喜連川刑務所は小高い山の上にあり、冬の寒さもずいぶんこたえるという。
「栃木県はけっこう雪が降るので、朝と夕の30分ほど暖房が入ります。それでも外のスキマ風が入る部屋もあって極寒地獄。重ね着は懲罰の対象になるのでできません。12月からホッカイロが使えますが、使用は1日1回までで、1個60円です」(B氏)
温かい食事や風呂も期待できそうになかった。
「夏でも湯気が立つ味噌汁なんて見たことないし、冬なんて麦飯が凍った状態で出てくるんです。入浴は週に2回で、1回につき15分と決められ、約50人が一斉に入ります。シャワーは1人1個確保されていますが、問題は湯船。シャワーを終えて入浴しようとしたら、すでに大量の下の毛が浮かんでいて、とてもつかる気になれません。理由はわかりませんが、脱衣所でわざと大きい方をを漏らす“不良老人”もいるんです」(B氏)

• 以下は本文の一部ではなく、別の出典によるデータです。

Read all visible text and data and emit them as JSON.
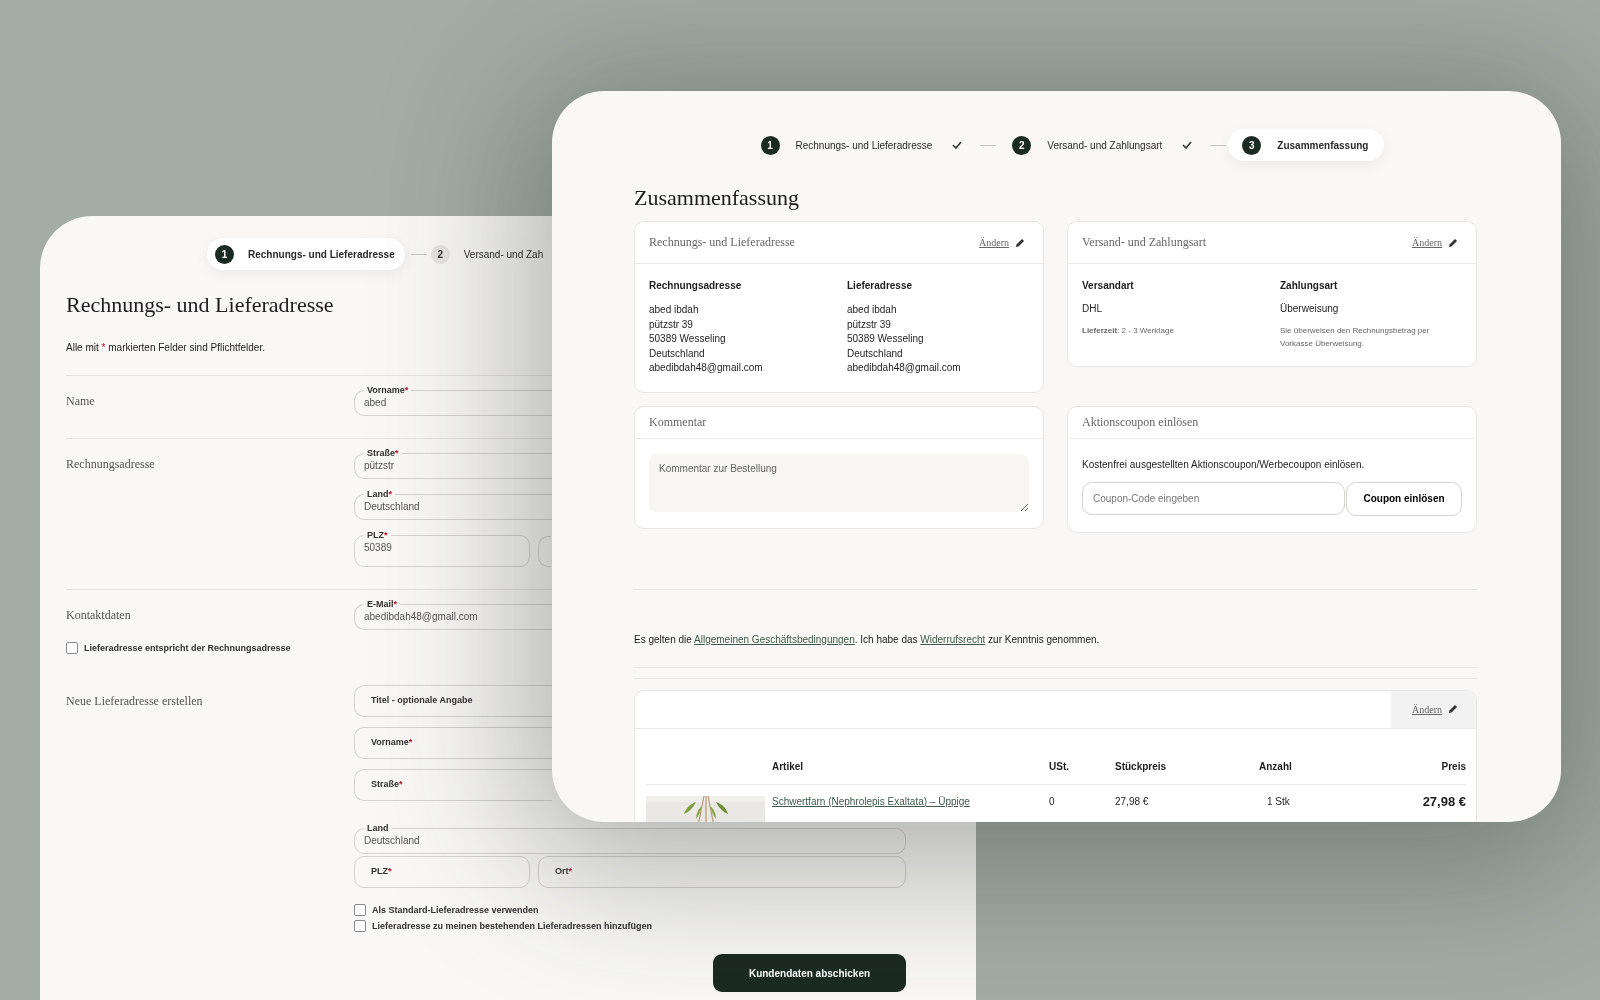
{
  "back_window": {
    "stepper": [
      {
        "number": "1",
        "label": "Rechnungs- und Lieferadresse",
        "selected": true,
        "done": false
      },
      {
        "number": "2",
        "label": "Versand- und Zah",
        "selected": false,
        "done": false
      }
    ],
    "title": "Rechnungs- und Lieferadresse",
    "required_note": {
      "before": "Alle mit",
      "mark": "*",
      "after": "markierten Felder sind Pflichtfelder."
    },
    "sections": [
      {
        "title": "Name",
        "rows": [
          [
            {
              "kind": "filled",
              "label": "Vorname",
              "required_mark": "*",
              "value": "abed"
            }
          ]
        ]
      },
      {
        "title": "Rechnungsadresse",
        "rows": [
          [
            {
              "kind": "filled",
              "label": "Straße",
              "required_mark": "*",
              "value": "pützstr"
            }
          ],
          [
            {
              "kind": "filled",
              "label": "Land",
              "required_mark": "*",
              "value": "Deutschland"
            }
          ],
          [
            {
              "kind": "filled",
              "label": "PLZ",
              "required_mark": "*",
              "value": "50389"
            },
            {
              "kind": "blank"
            }
          ]
        ]
      },
      {
        "title": "Kontaktdaten",
        "rows": [
          [
            {
              "kind": "filled",
              "label": "E-Mail",
              "required_mark": "*",
              "value": "abedibdah48@gmail.com"
            }
          ]
        ],
        "wide_checkbox": {
          "label": "Lieferadresse entspricht der Rechnungsadresse",
          "checked": false
        }
      },
      {
        "title": "Neue Lieferadresse erstellen",
        "rows": [
          [
            {
              "kind": "empty",
              "label": "Titel - optionale Angabe"
            }
          ],
          [
            {
              "kind": "empty",
              "label": "Vorname",
              "required_mark": "*"
            }
          ],
          [
            {
              "kind": "empty",
              "label": "Straße",
              "required_mark": "*"
            }
          ],
          [
            {
              "kind": "filled",
              "label": "Land",
              "value": "Deutschland"
            }
          ],
          [
            {
              "kind": "empty",
              "label": "PLZ",
              "required_mark": "*"
            },
            {
              "kind": "empty",
              "label": "Ort",
              "required_mark": "*"
            }
          ]
        ],
        "checkboxes": [
          {
            "label": "Als Standard-Lieferadresse verwenden",
            "checked": false
          },
          {
            "label": "Lieferadresse zu meinen bestehenden Lieferadressen hinzufügen",
            "checked": false
          }
        ]
      }
    ],
    "submit_button": "Kundendaten abschicken"
  },
  "front_window": {
    "stepper": [
      {
        "number": "1",
        "label": "Rechnungs- und Lieferadresse",
        "selected": false,
        "done": true
      },
      {
        "number": "2",
        "label": "Versand- und Zahlungsart",
        "selected": false,
        "done": true
      },
      {
        "number": "3",
        "label": "Zusammenfassung",
        "selected": true,
        "done": false
      }
    ],
    "title": "Zusammenfassung",
    "address_card": {
      "title": "Rechnungs- und Lieferadresse",
      "edit_link": "Ändern",
      "columns": [
        {
          "heading": "Rechnungsadresse",
          "lines": [
            "abed ibdah",
            "pützstr 39",
            "50389 Wesseling",
            "Deutschland",
            "abedibdah48@gmail.com"
          ]
        },
        {
          "heading": "Lieferadresse",
          "lines": [
            "abed ibdah",
            "pützstr 39",
            "50389 Wesseling",
            "Deutschland",
            "abedibdah48@gmail.com"
          ]
        }
      ]
    },
    "shipping_card": {
      "title": "Versand- und Zahlungsart",
      "edit_link": "Ändern",
      "columns": [
        {
          "heading": "Versandart",
          "value": "DHL",
          "note": "**Lieferzeit**: 2 - 3 Werktage"
        },
        {
          "heading": "Zahlungsart",
          "value": "Überweisung",
          "note": "Sie überweisen den Rechnungsbetrag per Vorkasse Überweisung."
        }
      ]
    },
    "comment_card": {
      "title": "Kommentar",
      "placeholder": "Kommentar zur Bestellung"
    },
    "coupon_card": {
      "title": "Aktionscoupon einlösen",
      "text": "Kostenfrei ausgestellten Aktionscoupon/Werbecoupon einlösen.",
      "placeholder": "Coupon-Code eingeben",
      "button": "Coupon einlösen"
    },
    "legal": {
      "before": "Es gelten die ",
      "link_1": "Allgemeinen Geschäftsbedingungen",
      "middle": ". Ich habe das ",
      "link_2": "Widerrufsrecht",
      "after": " zur Kenntnis genommen."
    },
    "items": {
      "edit_link": "Ändern",
      "columns": [
        "Artikel",
        "USt.",
        "Stückpreis",
        "Anzahl",
        "Preis"
      ],
      "rows": [
        {
          "name": "Schwertfarn (Nephrolepis Exaltata) – Üppige",
          "vat": "0",
          "unit_price": "27,98 €",
          "quantity": "1 Stk",
          "price": "27,98 €"
        }
      ]
    }
  }
}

それでもテレビを視聴することができる自由時間は、刑務所内での数少ない楽しみの一つだ。
「テレビは録画ですが、そのチョイスは刑務官が判断して、受刑者の意思は反映されません。服役者の中で人気の女優は吉岡里帆(25)。長瀬智也(40)と共演したドラマ『ごめん、愛してる』(TBS系)が録画放送されてからファンが急増。吉岡関連本が刑務所内でベストセラーになるほどでした」(C氏)
他にも受刑者の間で視聴率が高いのは、経済番組「がっちりマンデー!!」(TBS系)だという。同番組は04年10月17日の放送回で、ゴーン容疑者が企業再建計画として打ち出した「日産リバイバルプラン」を紹介し、本人を直撃取材する場面も見られた。
「みんなテレビや雑誌で特集される、儲かる話が好きで、シャバに出た時に使える知恵をつけているんです」(C氏)
単調な日々が繰り返される中で、受刑者の矯正プログラムとして運動会が開催されることも。
「工場対抗リレーや大縄跳びなどの種目があって、自分は36工場の応援団を担当し、みんなの前でエールを送りました。エールは36工場の伝統があって、『トントントントンサブロク、トン』と叫ぶと工場の者が同じフレーズを返すというもの。日野自動車のCM『ヒノノニトン』のリズムです。ゴーンも36工場に決まったら、同じ業界出身として、ノリノリで声を出してほしいですね」(A氏)
この先の捜査の行方も気になるところだが、「先輩」にあたる井川氏が、獄中生活を過ごすためのコツを教えてくれた。
「刑務所に入っていると、出所まであと何年何カ月と考えてしまいますが、なるべく前方ではなく後ろばかり見ること。『まだ2年もある』と思うとつらいけど、『もう1年が過ぎた』と後ろを見たら気持ちが楽になるんです。あとは、自分を殺して、どんな理不尽でくだらないルールでも従うのみです」
「ごまかし」のきかない地獄の監視生活で、ぜいたく三昧のカリスマ経営者はどう変わるのか──。